DOVO heeft drie afdelingen in België. Meerdaal treedt op voor het grootste deel van ons land. In Poelkapelle is men actief met wapentuig uit de Eerste Wereldoorlog en de site Zeebrugge wordt ingezet voor duikopdrachten in de territoriale wateren. DOVO voert acht tot negen interventies uit per dag, goed voor 200 tot 250 ton munitie per jaar. Dat kan gaan van het ophalen van een pakket tot het onschadelijk maken van een vliegtuigbom. Vorig jaar kregen ze 152 oproepen rond verdachte pakketten.
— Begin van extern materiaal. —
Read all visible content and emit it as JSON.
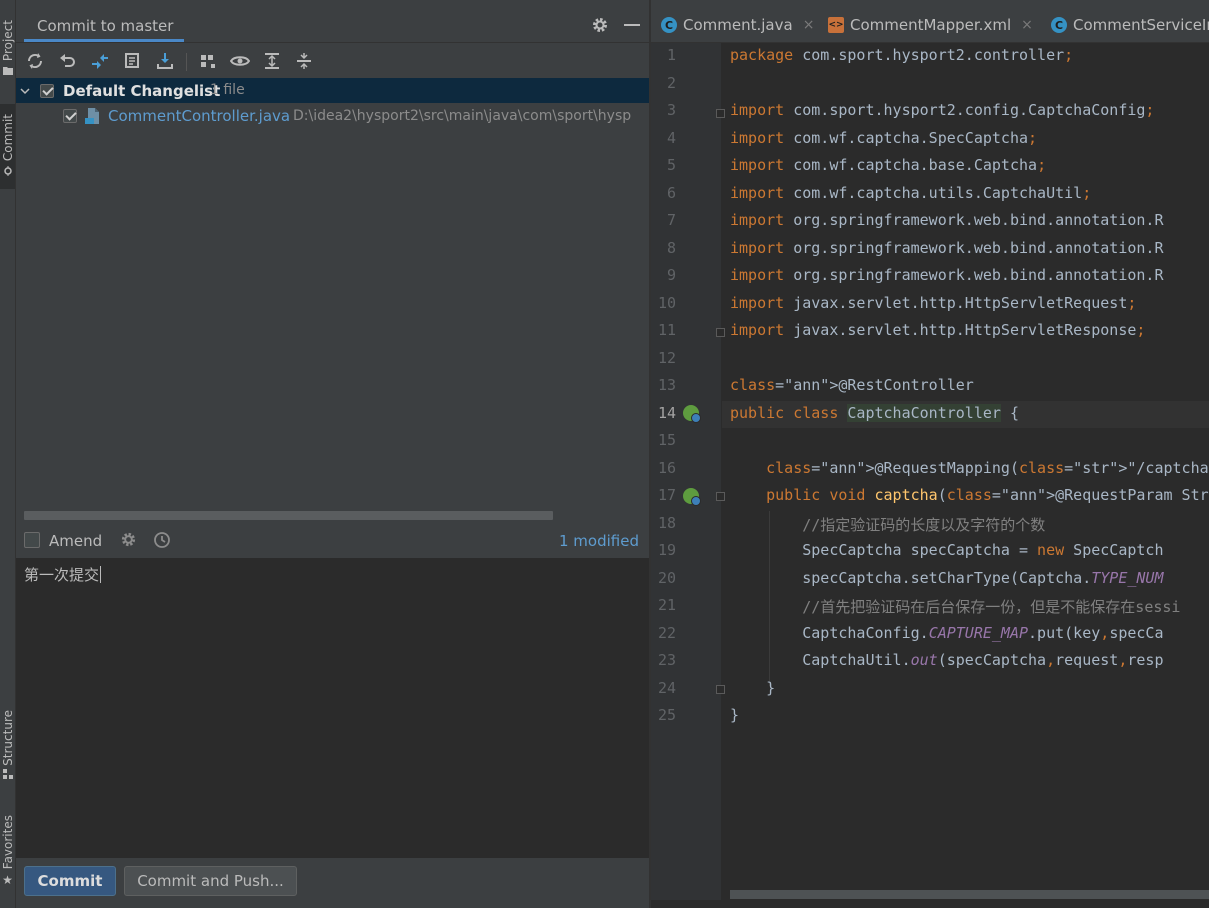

Dit jaar moest DOVO al negen keer uitrukken voor een plofkraak, waarbij effectief een pakket tot ontploffing wordt gebracht.
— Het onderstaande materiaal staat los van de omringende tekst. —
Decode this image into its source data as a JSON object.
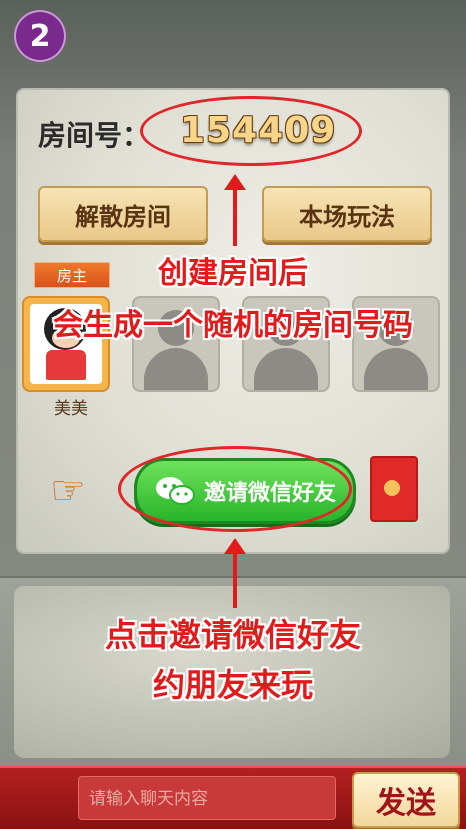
{
  "step": "2",
  "room": {
    "label": "房间号：",
    "number": "154409",
    "dismiss_label": "解散房间",
    "rules_label": "本场玩法",
    "host_tag": "房主",
    "host_name": "美美",
    "invite_label": "邀请微信好友"
  },
  "annotations": {
    "top_line1": "创建房间后",
    "top_line2": "会生成一个随机的房间号码",
    "bottom_line1": "点击邀请微信好友",
    "bottom_line2": "约朋友来玩"
  },
  "chat": {
    "placeholder": "请输入聊天内容",
    "send_label": "发送"
  },
  "colors": {
    "accent_red": "#e11b1b",
    "invite_green": "#27b52b",
    "badge_purple": "#7a2a8c"
  },
  "icons": [
    "pointing-hand-icon",
    "wechat-icon",
    "red-packet-icon",
    "avatar-placeholder-icon"
  ]
}
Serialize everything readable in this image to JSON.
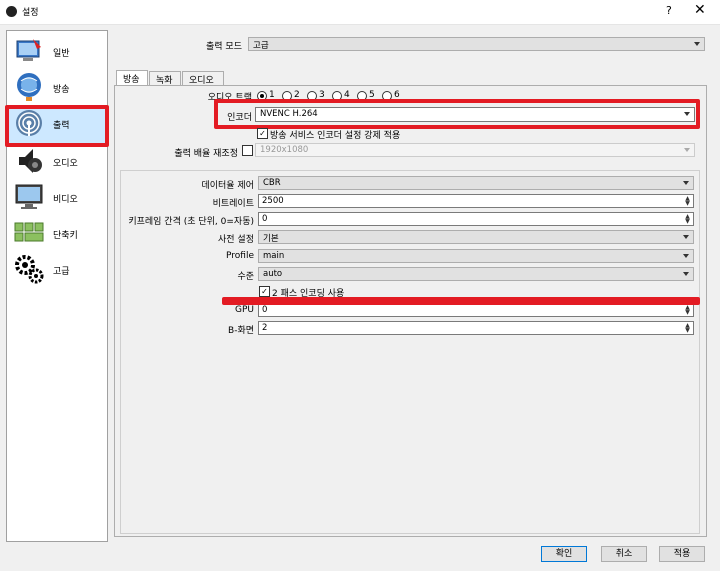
{
  "window": {
    "title": "설정",
    "help_label": "?",
    "close_label": "✕"
  },
  "sidebar": {
    "items": [
      {
        "label": "일반",
        "icon": "general-icon"
      },
      {
        "label": "방송",
        "icon": "stream-icon"
      },
      {
        "label": "출력",
        "icon": "output-icon"
      },
      {
        "label": "오디오",
        "icon": "audio-icon"
      },
      {
        "label": "비디오",
        "icon": "video-icon"
      },
      {
        "label": "단축키",
        "icon": "hotkeys-icon"
      },
      {
        "label": "고급",
        "icon": "advanced-icon"
      }
    ],
    "selected": "출력"
  },
  "output_mode": {
    "label": "출력 모드",
    "value": "고급"
  },
  "tabs": [
    {
      "label": "방송"
    },
    {
      "label": "녹화"
    },
    {
      "label": "오디오"
    }
  ],
  "stream": {
    "audio_track_label": "오디오 트랙",
    "tracks": [
      "1",
      "2",
      "3",
      "4",
      "5",
      "6"
    ],
    "encoder_label": "인코더",
    "encoder_value": "NVENC H.264",
    "enforce_label": "방송 서비스 인코더 설정 강제 적용",
    "rescale_label": "출력 배율 재조정",
    "rescale_value": "1920x1080"
  },
  "encoder_settings": {
    "rate_control": {
      "label": "데이터율 제어",
      "value": "CBR"
    },
    "bitrate": {
      "label": "비트레이트",
      "value": "2500"
    },
    "keyframe": {
      "label": "키프레임 간격 (초 단위, 0=자동)",
      "value": "0"
    },
    "preset": {
      "label": "사전 설정",
      "value": "기본"
    },
    "profile": {
      "label": "Profile",
      "value": "main"
    },
    "level": {
      "label": "수준",
      "value": "auto"
    },
    "twopass_label": "2 패스 인코딩 사용",
    "gpu": {
      "label": "GPU",
      "value": "0"
    },
    "bframes": {
      "label": "B-화면",
      "value": "2"
    }
  },
  "buttons": {
    "ok": "확인",
    "cancel": "취소",
    "apply": "적용"
  },
  "colors": {
    "highlight": "#e31b23",
    "selection": "#cde8ff"
  }
}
De dienst kampt met een personeelstekort. “DOVO telt 182 professionele ontmijners, terwijl dat er op papier eigenlijk 209 zouden moeten zijn. Dat heeft voor een stuk te maken met de opleiding. Het duurt twee jaar voor iemand de basiscapaciteiten beheerst. Daarna is nog eens vijf jaar ervaring op het terrein nodig alvorens de militair alles onder de knie heeft om de juiste beslissingen op het terrein te nemen”, legt Haustrate uit. “De opleiding om volwaardig ontmijner te worden is inderdaad zwaar”, bevestigt een militair van het kwartier Steenstraete. “Slechts de helft van de starters worstelt zich met succes door de zware leerstof.”

Privatiseren

Het probleem beperkt zich niet tot DOVO alleen, maar het gehele defensie-apparaat is getroffen door jarenlange besparingen. “Er spelen 2 fenomenen. Er is de forse uitstroom van ervaren militairen door pensionering en jonge militairen blijven onvoldoende lang in dienst. De redenen van hun vertrek zijn gekend. De verloning is minder attractief dan politie of privé, de balans werk/gezin weegt zwaar door en we moeten met minder mensen evenveel werk verzetten”, stipt ACV-secretaris voor defensie Walter Van den Broeck de pijnpunten aan. “Om extra personeel beschikbaar te houden, privatiseert men sommige diensten. Maar dat kost meer dan de inzet van eigen personeel. In Heverlee neemt Securitas de wachten van de kwartieren over. In Poelkapelle zijn ze nog niet zover, maar ze zijn het wel van plan.”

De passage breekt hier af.